Prototyping Notes
Software prototyping
- Animating and demonstrating system requirements.
Objectives
- To describe the use of prototypes in requirements validation;
- To discuss evolutionary and throw-away prototyping;
- To introduce rapid prototyping techniques;
- To explain the need for user interface prototyping.
Topics covered
- Prototyping in the software process;
- Prototyping techniques;
- User interface prototyping.
Uses of system prototypes
- The principle is to help customers and developers understand the requirements for the system;
- The prototype may be used for user training before a final system is delivered;
- The prototype may be used for back-to-back testing.
Prototyping benefits
- Misunderstanding between software users and developers are exposed;
- Missing services may be detected;
- Confusing services may be identified;
- A working system is available early in the system;
- The prototype may serve as a basis for deriving a system specification.
Prototyping objectives
- The objective of evolutionary prototyping is to deliver a working system to end-users. The development starts with those requirements which are best understood;
- The objective of throw-away prototyping is to validate or derive the systems requirements. The prototyping process starts with those requirements which are poorly understood.
Evolutionary prototyping
- Must be used for system where the specification cannot be developed in advance;
- Based on techniques which allow rapid system iterations;
- Verification is impossible as there is no specification. Validation means demonstrating the adequacy of the system.
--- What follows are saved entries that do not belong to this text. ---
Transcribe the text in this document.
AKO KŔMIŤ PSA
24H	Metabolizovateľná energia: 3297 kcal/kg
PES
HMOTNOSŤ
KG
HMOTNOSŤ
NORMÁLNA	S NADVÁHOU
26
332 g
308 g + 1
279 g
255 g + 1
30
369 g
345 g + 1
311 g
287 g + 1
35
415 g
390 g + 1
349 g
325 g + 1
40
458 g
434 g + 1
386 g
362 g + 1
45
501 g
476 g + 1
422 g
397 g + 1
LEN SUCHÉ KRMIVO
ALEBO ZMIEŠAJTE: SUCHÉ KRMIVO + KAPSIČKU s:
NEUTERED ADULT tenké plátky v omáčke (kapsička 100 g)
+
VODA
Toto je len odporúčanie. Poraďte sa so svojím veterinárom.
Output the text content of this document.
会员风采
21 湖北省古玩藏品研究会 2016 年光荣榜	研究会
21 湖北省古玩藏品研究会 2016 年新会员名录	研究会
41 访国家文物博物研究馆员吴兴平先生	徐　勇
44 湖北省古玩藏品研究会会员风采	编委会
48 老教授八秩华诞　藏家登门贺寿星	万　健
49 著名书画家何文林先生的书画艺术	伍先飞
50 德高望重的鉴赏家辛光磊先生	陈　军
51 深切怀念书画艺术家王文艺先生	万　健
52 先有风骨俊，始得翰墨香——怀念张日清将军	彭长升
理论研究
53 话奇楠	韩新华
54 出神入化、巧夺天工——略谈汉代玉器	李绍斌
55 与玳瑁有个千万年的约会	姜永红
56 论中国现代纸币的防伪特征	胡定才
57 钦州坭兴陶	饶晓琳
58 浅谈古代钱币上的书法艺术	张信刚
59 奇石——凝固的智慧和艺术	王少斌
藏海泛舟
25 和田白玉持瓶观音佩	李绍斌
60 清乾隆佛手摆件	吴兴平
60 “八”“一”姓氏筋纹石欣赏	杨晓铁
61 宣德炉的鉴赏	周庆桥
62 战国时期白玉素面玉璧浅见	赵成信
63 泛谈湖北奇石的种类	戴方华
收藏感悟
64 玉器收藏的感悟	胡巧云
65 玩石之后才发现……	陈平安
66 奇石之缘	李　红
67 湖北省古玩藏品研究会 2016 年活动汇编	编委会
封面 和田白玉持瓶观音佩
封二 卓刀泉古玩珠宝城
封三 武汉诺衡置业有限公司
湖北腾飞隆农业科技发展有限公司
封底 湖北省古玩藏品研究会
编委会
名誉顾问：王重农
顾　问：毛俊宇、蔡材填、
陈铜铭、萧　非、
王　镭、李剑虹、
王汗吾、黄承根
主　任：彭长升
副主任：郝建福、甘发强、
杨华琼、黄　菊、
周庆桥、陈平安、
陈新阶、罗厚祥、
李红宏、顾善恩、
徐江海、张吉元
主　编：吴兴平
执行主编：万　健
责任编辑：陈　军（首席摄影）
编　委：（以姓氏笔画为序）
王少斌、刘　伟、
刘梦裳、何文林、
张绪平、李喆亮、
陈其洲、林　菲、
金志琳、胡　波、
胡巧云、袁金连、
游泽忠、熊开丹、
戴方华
Evol. Prototyping problems
- Existing management processes assume a waterfall method of development;
- Continual change tends to corrupt system structure so long-term maintenance is expensive;
- Specialist skills are required which may not be available in all development teams;
- Organisations must accept that the lifetime of systems developed this way will inevitable be short.
Throw-away prototyping
- Used to reduce requirements risk;
- The prototype is developed from an initial specification, delivered for experiment then discarded;
- The throw-away prototype should NOT be considered a final system
o Some system characteristics may have been left out;
o There is no specification for long-term maintenance;
o The system will be poorly structured and difficult to maintain.
Prototypes as specifications
- Some parts of the requirements may be impossible to prototype and so don’t appear in the specification;
- An implementation has no legal standing as a contract;
- Non-functional requirements cannot be adequately tested in a system prototype.
Incremental development
- System is developed and developed in increments after establishing an overall architecture;
- Users may experiment with delivered increments while others are being developed. Therefore, these serve as a form of prototype system;
- Intended to combine some of the advantages of prototyping but with a more manageable process and better system structure.
Prototyping techniques
- Executable specification languages;
- Very high-level languages;
- Application generators and 4GL’s;
- Composition of reusable components.
Executable specification languages
- The system is specified in a formal language;
- This specification is processed and an executable system is automatically generated;
- At the end of the process, the specification may serve as a basis for re-implementation of the system.
Problems with this approach
- Graphical user interfaces cannot be prototyped;
- Formal specification development is not a rapid process;
- The executable system is usually slow and inefficient;
- Executable specifications only allow functional requirements to be prototyped.
Very high-level languages
- Languages which include powerful data management facilities;
- Need a large run-time support system. Not normally used for large system development;
- Some languages offer excellent UI development facilities;
- Some languages have an integrated support environment whose facilities may be used in the prototype.
Smalltalk
- Very powerful system for prototyping interactive systems;
- Object-oriented language so systems are resilient to change;
- The smalltalk environment includes support software such as graphical user interface generation tools.
Fourth-generation languages
- Domain specific languages for business systems based around a database management system;
- Normally include a database query language, a screen generator, a report generator, and a spreadsheet;
- May be integrated with a CASE toolset;
- Cost-effective for small to medium sized business systems.
Prototyping with reuse
- The system is prototyped by gluing together existing components;
- Likely to become more widely used as libraries of objects become available;
- Needs a composition language such as Unix shell language;
- Visual basic is largely based on this approach.
User interface prototyping
- It is impossible to pre-specify the look and feel of a user interface in an effective way. Prototyping is essential;
- UI development consumes an increasing part of overall system development costs;
- Prototyping may use very high level languages such as Smalltalk or Lisp;
- User interface generators may be used to draw the interface and simulate its functionality.
Key points
- A prototype can be used to give end-users a concrete impression of the system’s capabilities;
- Prototyping may be evolutionary prototyping or throw-away prototyping;
- Rapid development is essential for prototype systems;
- Prototype structures become corrupted by constant change. Hence long-term evolution is difficult.
Key points
- In a throw-away prototype start with the least well-understood parts; in an evolutionary prototype, start with the best understood parts;
- Prototyping methods include the use of executable specification languages, very high-level languages, fourth-generation languages and prototype construction from reusable components;
- Prototyping is essential for parts of the system such as the user interface which cannot be effectively pre-specified.